Despite the fact that currency exchange rates can be confusing, if you spend a little time researching the market, you will definitely be able to find options that will suit your needs. However, because rates fluctuate so much on a daily basis, your research will only be useful on the day you do it.
The secret is to take the time to actually work out the figures, to keep an eye on mid-market rates and to make the exchange on a day when the rates are favourable but is not too far off from the date of your departure. So, remember to look for a financial product or service that doesn't have too many fees, has reasonable limits, offers rates that are as close as possible to mid-market rates — at least when compared to other options — and also provides you with the convenience you need.Back to top
Frequently Asked Questions on Travel Money Cards
How can I order a travel money card online?

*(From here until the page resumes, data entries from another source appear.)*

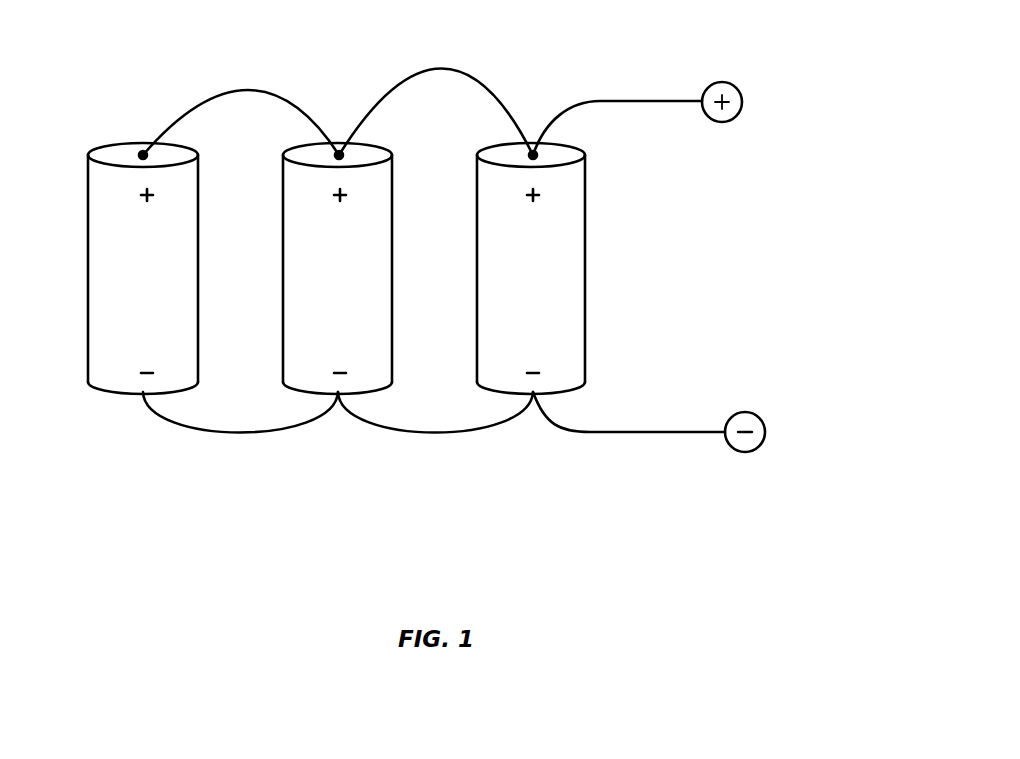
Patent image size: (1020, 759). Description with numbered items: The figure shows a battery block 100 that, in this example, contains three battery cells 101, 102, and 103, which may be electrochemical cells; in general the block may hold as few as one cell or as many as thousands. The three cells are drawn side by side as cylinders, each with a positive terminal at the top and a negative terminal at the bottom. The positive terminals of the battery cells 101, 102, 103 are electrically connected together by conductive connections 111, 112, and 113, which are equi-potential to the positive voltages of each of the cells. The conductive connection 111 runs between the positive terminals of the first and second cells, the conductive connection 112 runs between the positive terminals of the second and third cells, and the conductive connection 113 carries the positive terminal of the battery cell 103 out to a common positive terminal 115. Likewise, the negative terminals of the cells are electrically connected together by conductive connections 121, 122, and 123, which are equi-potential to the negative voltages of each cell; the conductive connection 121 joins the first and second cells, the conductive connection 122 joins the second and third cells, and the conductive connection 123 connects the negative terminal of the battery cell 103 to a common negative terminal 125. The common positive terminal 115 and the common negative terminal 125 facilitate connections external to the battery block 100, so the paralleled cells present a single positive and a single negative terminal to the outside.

The battery block 100 is at (845, 193).
The battery cell 101 is at (88, 292).
The battery cell 102 is at (283, 283).
The battery cell 103 is at (477, 290).
The conductive connection 111 is at (250, 95).
The conductive connection 112 is at (450, 67).
The conductive connection 113 is at (600, 101).
The common positive terminal 115 is at (738, 88).
The conductive connection 121 is at (230, 435).
The conductive connection 122 is at (427, 435).
The conductive connection 123 is at (596, 433).
The common negative terminal 125 is at (760, 416).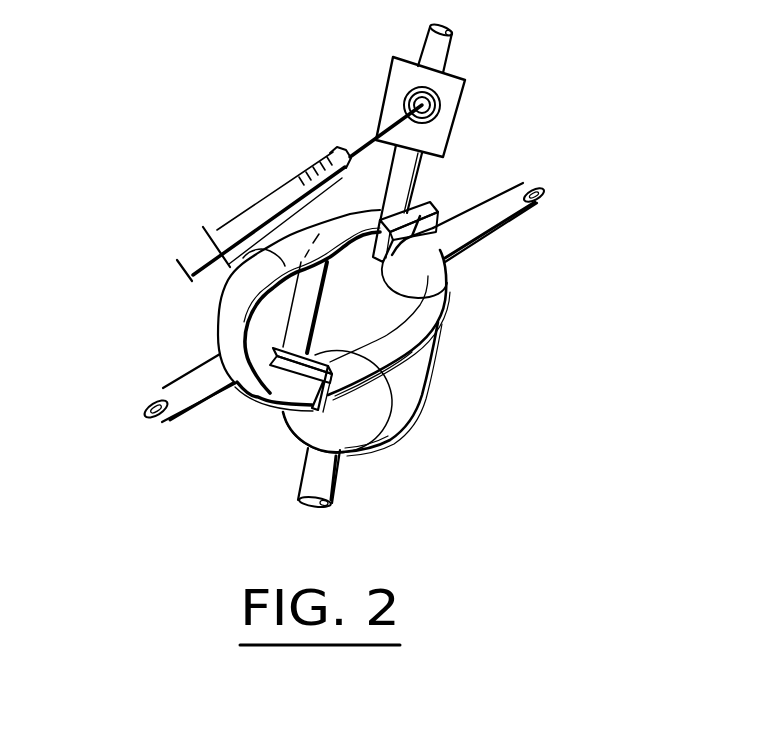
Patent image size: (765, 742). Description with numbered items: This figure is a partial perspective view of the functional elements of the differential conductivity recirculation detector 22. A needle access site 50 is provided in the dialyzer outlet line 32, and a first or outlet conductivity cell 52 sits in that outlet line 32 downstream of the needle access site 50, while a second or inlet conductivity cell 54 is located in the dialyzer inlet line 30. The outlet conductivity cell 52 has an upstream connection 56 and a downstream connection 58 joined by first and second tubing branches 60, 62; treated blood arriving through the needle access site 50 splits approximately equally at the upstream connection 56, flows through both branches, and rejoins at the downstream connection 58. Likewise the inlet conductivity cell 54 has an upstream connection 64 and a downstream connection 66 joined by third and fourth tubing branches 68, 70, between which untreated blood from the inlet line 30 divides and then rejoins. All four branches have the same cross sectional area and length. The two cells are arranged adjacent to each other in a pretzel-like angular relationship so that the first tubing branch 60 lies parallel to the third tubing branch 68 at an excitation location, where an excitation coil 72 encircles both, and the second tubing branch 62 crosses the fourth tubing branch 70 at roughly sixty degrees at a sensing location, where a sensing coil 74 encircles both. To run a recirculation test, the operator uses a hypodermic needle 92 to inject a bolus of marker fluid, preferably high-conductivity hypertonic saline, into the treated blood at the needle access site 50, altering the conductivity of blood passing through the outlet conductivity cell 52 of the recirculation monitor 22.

The differential conductivity recirculation detector 22 is at (588, 138).
The dialyzer inlet line 30 is at (503, 228).
The dialyzer outlet line 32 is at (456, 53).
The needle access site 50 is at (463, 127).
The outlet conductivity cell 52 is at (421, 388).
The inlet conductivity cell 54 is at (221, 326).
The upstream connection 56 is at (397, 193).
The downstream connection 58 is at (303, 448).
The first tubing branch 60 is at (413, 362).
The second tubing branch 62 is at (297, 318).
The upstream connection 64 is at (220, 390).
The downstream connection 66 is at (445, 245).
The third tubing branch 68 is at (182, 272).
The fourth tubing branch 70 is at (372, 432).
The excitation coil 72 is at (440, 298).
The sensing coil 74 is at (335, 398).
The hypodermic needle 92 is at (233, 212).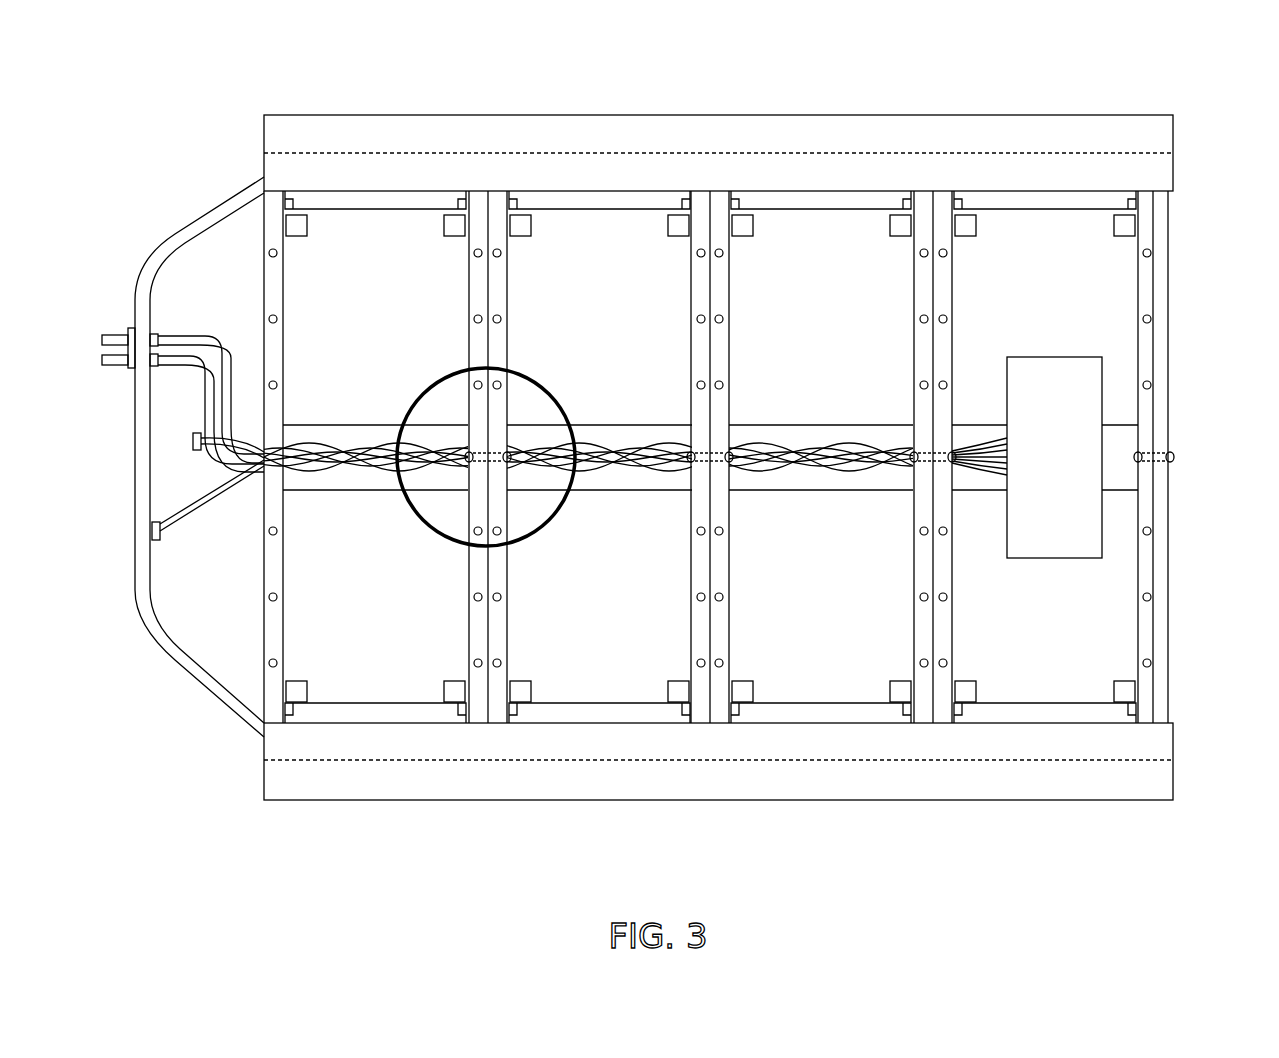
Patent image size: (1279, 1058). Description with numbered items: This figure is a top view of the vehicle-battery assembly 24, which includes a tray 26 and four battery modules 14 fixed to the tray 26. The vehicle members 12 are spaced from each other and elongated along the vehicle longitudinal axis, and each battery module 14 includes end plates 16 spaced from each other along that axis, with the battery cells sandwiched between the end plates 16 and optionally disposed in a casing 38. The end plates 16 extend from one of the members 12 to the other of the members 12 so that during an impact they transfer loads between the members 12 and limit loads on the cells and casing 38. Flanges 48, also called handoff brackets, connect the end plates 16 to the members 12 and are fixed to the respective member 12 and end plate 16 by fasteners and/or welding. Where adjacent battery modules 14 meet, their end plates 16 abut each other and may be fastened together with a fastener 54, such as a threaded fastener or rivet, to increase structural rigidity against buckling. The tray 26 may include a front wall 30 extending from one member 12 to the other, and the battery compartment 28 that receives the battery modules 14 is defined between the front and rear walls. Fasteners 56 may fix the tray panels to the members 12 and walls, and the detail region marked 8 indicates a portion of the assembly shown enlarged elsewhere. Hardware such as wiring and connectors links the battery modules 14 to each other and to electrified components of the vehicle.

The detail circle 8 is at (464, 543).
The member 12 is at (1075, 115).
The battery module 14 is at (365, 706).
The end plate 16 is at (275, 438).
The vehicle-battery assembly 24 is at (205, 822).
The tray 26 is at (1172, 265).
The battery compartment 28 is at (200, 600).
The front wall 30 is at (185, 683).
The casing 38 is at (367, 334).
The flange 48 is at (292, 191).
The fastener 54 is at (478, 455).
The fastener 56 is at (940, 258).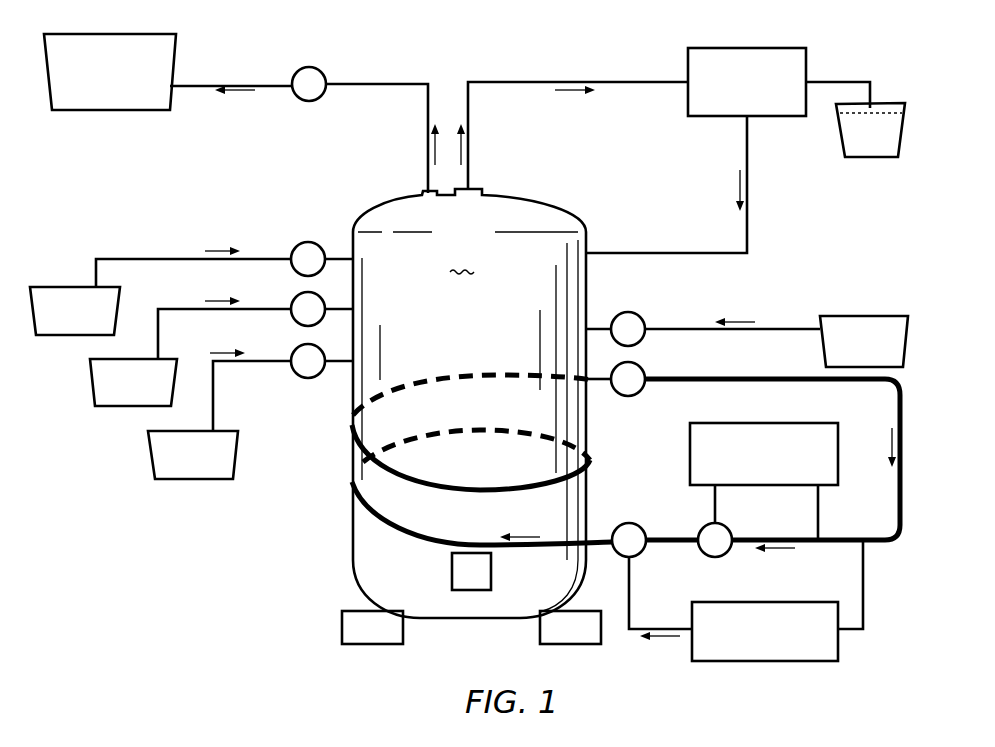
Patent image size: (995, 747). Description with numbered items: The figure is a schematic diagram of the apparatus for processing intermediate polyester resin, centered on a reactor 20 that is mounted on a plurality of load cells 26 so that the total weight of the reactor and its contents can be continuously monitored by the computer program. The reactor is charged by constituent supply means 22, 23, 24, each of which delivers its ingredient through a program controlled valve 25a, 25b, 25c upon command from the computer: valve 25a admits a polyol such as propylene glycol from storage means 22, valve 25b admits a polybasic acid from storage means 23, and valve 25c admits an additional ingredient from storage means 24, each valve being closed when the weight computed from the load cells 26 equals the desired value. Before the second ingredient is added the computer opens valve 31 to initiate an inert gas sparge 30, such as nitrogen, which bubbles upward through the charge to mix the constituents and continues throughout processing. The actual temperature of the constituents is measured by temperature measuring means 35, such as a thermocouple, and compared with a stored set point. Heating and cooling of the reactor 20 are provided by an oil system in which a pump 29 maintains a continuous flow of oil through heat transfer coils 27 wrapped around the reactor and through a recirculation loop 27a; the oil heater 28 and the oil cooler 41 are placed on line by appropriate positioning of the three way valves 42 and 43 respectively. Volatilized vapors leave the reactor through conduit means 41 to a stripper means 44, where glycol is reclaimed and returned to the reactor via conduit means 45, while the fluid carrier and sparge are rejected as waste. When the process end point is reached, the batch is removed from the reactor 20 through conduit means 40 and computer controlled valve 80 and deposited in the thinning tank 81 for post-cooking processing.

The reactor 20 is at (469, 403).
The constituent supply means 22 is at (58, 336).
The constituent supply means 23 is at (112, 407).
The constituent supply means 24 is at (170, 480).
The valve 25a is at (300, 245).
The valve 25b is at (300, 298).
The valve 25c is at (298, 350).
The load cells 26 is at (342, 630).
The heat transfer coils 27 is at (365, 523).
The recirculation loop 27a is at (735, 379).
The oil heater 28 is at (706, 602).
The pump 29 is at (624, 397).
The inert gas sparge 30 is at (830, 316).
The valve 31 is at (660, 296).
The temperature measuring means 35 is at (491, 572).
The conduit means 40 is at (366, 84).
The conduit means / oil cooler 41 is at (502, 84).
The three way valve 42 is at (630, 523).
The three way valve 43 is at (706, 527).
The stripper means 44 is at (768, 20).
The conduit means 45 is at (688, 250).
The valve 80 is at (332, 54).
The thinning tank 81 is at (140, 34).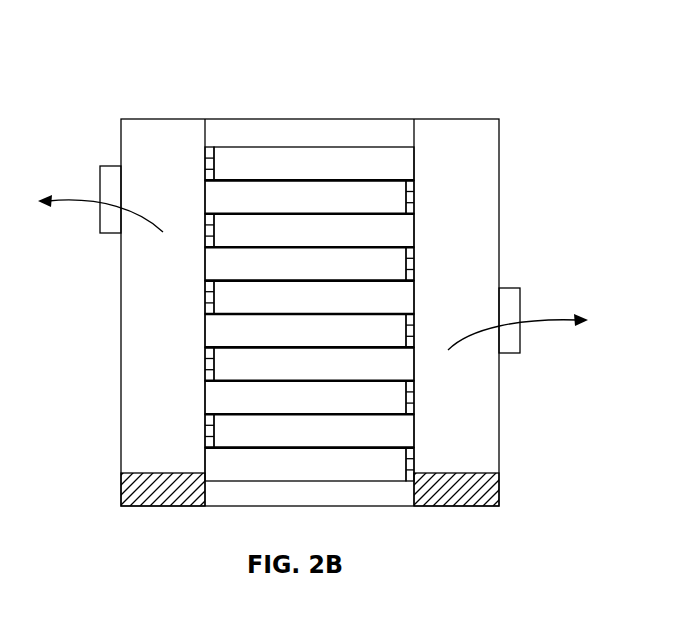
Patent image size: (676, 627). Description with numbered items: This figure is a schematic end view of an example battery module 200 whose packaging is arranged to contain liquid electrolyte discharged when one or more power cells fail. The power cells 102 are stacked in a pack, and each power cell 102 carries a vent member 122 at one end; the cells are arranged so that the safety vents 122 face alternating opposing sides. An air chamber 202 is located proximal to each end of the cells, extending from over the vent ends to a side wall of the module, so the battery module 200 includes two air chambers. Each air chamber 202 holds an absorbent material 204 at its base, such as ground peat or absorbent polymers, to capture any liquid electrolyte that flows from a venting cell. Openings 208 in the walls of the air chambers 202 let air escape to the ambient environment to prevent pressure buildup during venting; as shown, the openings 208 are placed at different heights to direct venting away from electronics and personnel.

The battery module 200 is at (143, 68).
The power cell 102 is at (310, 158).
The vent member 122 is at (417, 181).
The air chamber 202 is at (488, 226).
The absorbent material 204 is at (450, 497).
The opening 208 is at (100, 178).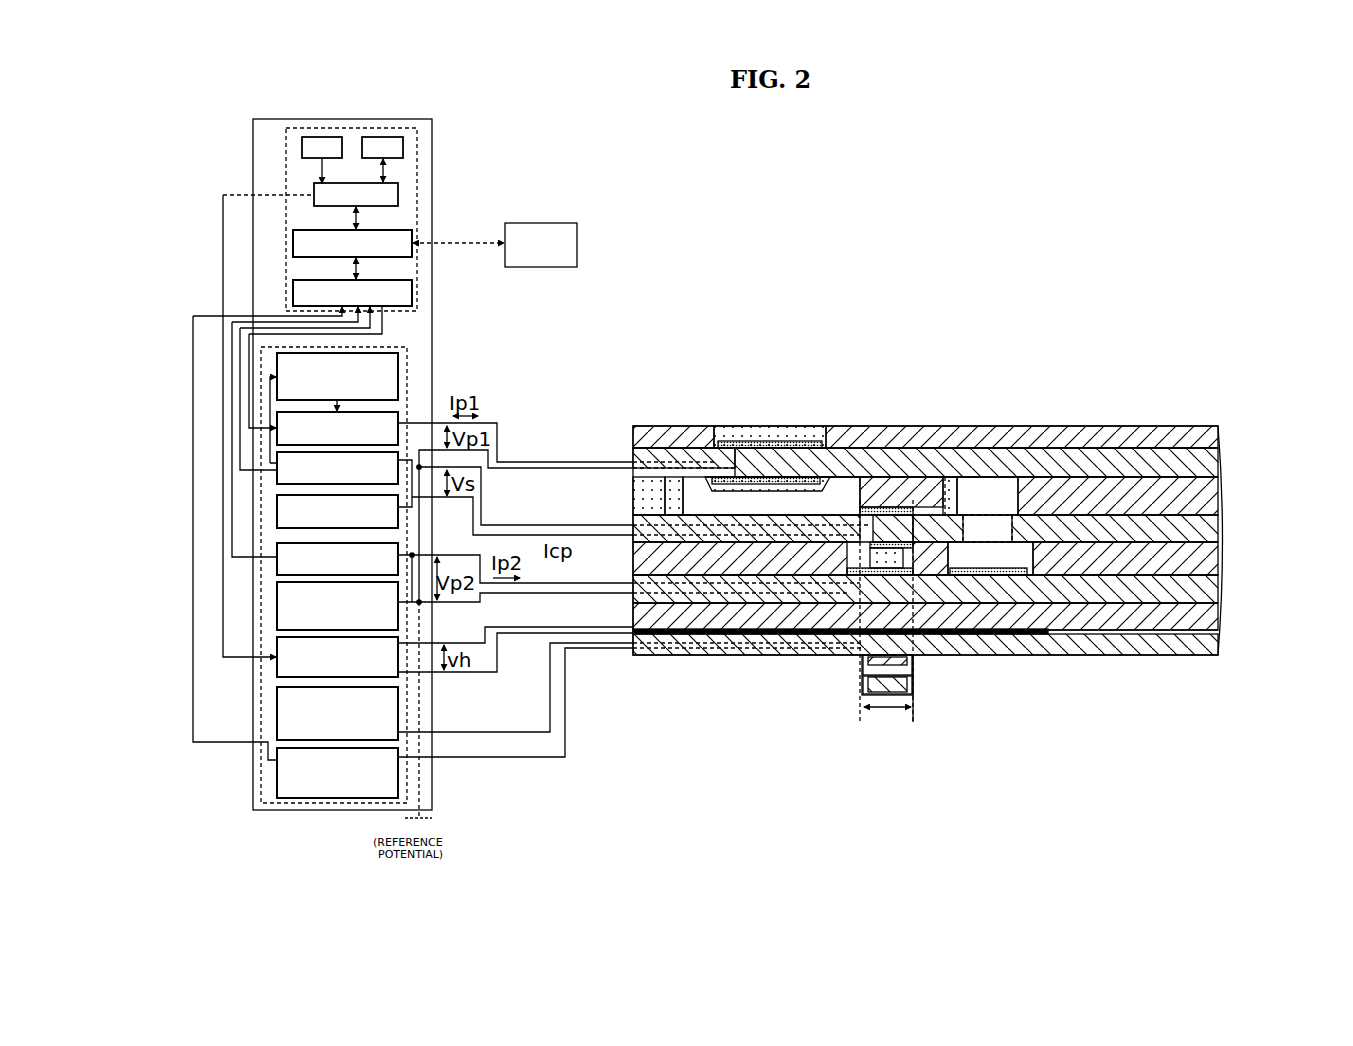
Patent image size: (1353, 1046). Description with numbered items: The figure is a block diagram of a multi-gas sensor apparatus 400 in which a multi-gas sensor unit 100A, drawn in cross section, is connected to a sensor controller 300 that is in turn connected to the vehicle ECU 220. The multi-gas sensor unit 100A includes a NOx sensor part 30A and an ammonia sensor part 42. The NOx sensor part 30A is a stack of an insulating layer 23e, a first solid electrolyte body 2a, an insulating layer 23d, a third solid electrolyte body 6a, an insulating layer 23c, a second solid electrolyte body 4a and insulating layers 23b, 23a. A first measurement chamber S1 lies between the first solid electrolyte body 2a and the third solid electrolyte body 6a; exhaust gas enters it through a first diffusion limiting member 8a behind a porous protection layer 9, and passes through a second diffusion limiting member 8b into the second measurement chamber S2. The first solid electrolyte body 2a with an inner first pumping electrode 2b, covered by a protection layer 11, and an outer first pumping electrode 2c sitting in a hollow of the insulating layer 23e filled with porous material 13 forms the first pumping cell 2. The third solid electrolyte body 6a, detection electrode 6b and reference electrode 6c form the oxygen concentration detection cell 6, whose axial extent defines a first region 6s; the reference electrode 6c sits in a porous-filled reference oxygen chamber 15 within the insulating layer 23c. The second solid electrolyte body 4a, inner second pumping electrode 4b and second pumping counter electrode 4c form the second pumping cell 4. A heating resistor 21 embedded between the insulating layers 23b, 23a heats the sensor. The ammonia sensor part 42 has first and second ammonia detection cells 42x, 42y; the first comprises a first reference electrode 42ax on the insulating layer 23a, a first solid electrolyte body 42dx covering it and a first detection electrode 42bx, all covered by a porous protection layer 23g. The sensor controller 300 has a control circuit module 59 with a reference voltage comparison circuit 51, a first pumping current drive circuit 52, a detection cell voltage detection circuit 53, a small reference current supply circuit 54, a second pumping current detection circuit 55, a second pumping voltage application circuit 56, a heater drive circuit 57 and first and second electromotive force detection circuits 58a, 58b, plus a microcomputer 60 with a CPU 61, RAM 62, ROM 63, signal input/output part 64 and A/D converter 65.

The first thing you need to do is pick the travel money card that best suits your needs and decide on the currency. You will then be required to add your personal information and confirm the details of your order. Subsequently, you will receive an email with the Biller Code and Reference Number you will require to make that BPAY payment to load the card. You will have to make the payment within four hours. Once the payment has been received by the issuer, your order will be sent to the pick-up location you chose.
What is the maximum amount I can order online?
There are certain limits when it comes to the order you can place online. Thus, for a Cash Passport, there is a minimum of $500 and a maximum of $10,000. The minimum order you can place to reload your Cash Passport is $100. Note that these limits apply for every 24 hour period.
Will you confirm that the payment was received?
Once the issuer receives the payment, you will receive a confirmation email. The email will confirm payment was received and the order has been accepted. It will also include where you will be picking up your card, the date when you will be able to pick it up, ID requirements and the final date when you can collect it.